Hal yang lebih urgensi seharusnya adalah memastikan pola penyebaran “beras plastik” ini sudah sampai di mana ? Pola kejahatan ini  dapat dikate­gorikan pada bobot seberat apa menurut pakar kriminal ?

Mengapa media massa yang rajin mengekspos berita ini sepertinya tidak ada yang ber­upaya menginvestigasi asal usul be­ras, serta  fungsi kontrol oleh peme­rin­tah dengan mewawan­carai si pemilik toko,polisi, Balai POM, Departemen Perdagangan atau instansi terkait lainnya ?

Jangan-jangan isu beras plas­tik sengaja dise­barkan orang tertentu untuk mengalihkan kasus-kasus besar yang sedang ditangani pemerintah.

Faktanya memang sangat kecil. Be­ras sistetis ini baru ditemukan di salah satu kios kecil di Bekasi. Namun isu ini hebohnya luar biasa. Sepertinya ada unsur kesengajaan menghem­bus­kan isu ini untuk meresahkan masya­rakat. Ibarat memandang cacing seperti melihat seekor naga.
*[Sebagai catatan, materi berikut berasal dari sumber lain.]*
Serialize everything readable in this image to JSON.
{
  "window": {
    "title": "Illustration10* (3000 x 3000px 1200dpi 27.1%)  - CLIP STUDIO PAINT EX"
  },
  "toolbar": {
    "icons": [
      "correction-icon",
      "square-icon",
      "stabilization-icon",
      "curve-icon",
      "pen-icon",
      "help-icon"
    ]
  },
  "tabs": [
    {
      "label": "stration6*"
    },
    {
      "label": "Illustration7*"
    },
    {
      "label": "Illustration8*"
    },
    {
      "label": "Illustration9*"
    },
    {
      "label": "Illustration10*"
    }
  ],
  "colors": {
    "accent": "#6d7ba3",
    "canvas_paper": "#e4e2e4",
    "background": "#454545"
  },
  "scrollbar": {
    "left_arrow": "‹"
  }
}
Kelima, berita-berita mengenai ke­khawatiran beras plastik akan disusup­kan ke beberapa pasar di daerah Jawa Barat sangat tidak berdasar, karena ti­d­ak ada penyebutan asal-usul infor­masi, dan tidak memikirkan dampak­nya bagi rakyat kecil yang minim in­formasi resmi.

Melecehkan Negara

Foto konsumen yang mencium beras untuk memastikan beras asli atau palsu sungguh menampar wajah pemerintah yang seharusnya menjadi pelindung konsumen.  Berita-berita tersebut sea­kan-akan ingin menyam­paikan kepada kita semua bahwa fungsi pemerintah, baik sipil, kepolisian, Badan Intelijen Negara, TNI dan instansi lainnya se­akan-akan tidak bekerja.

Berita se­macam ini jelas bukan untuk fungsi kontrol sosial kepa­da pemerintah, tapi sudah merupakan pelecehan kepada negara dan bangsa.

Dari beberapa fakta di atas, tentu saja terselip harapan masyarakat kita akan semakin kritis dan bijak dalam me­nyikapi setiap arus informasi yang masuk ke ranah kehidupan kita. Arus informasi sudah tidak terbendung lagi di era internet ini. Yang dapat kita la­kukan adalah bagaimana cara me­milahnya dan bertanggung jawab atas semua hal yang kita terima dan dise­barkan kembali.

Memang saat ini adalah zaman ke­bebasan menyatakan pendapat yang pa­ling bebas dalam sejarah Republik ini, tapi jadikanlah kebebasan ini untuk menuju masyarakat yang lebih ber­mar­tabat dan berkarakter. Jangan me­nyebarkan berita yang belum jelas ke­benarannya. nda juga memiliki ke­bebasan yang paling berharga, yakni pilihlah media massa yang memegang teguh integritas dan bertanggung ja­wab. 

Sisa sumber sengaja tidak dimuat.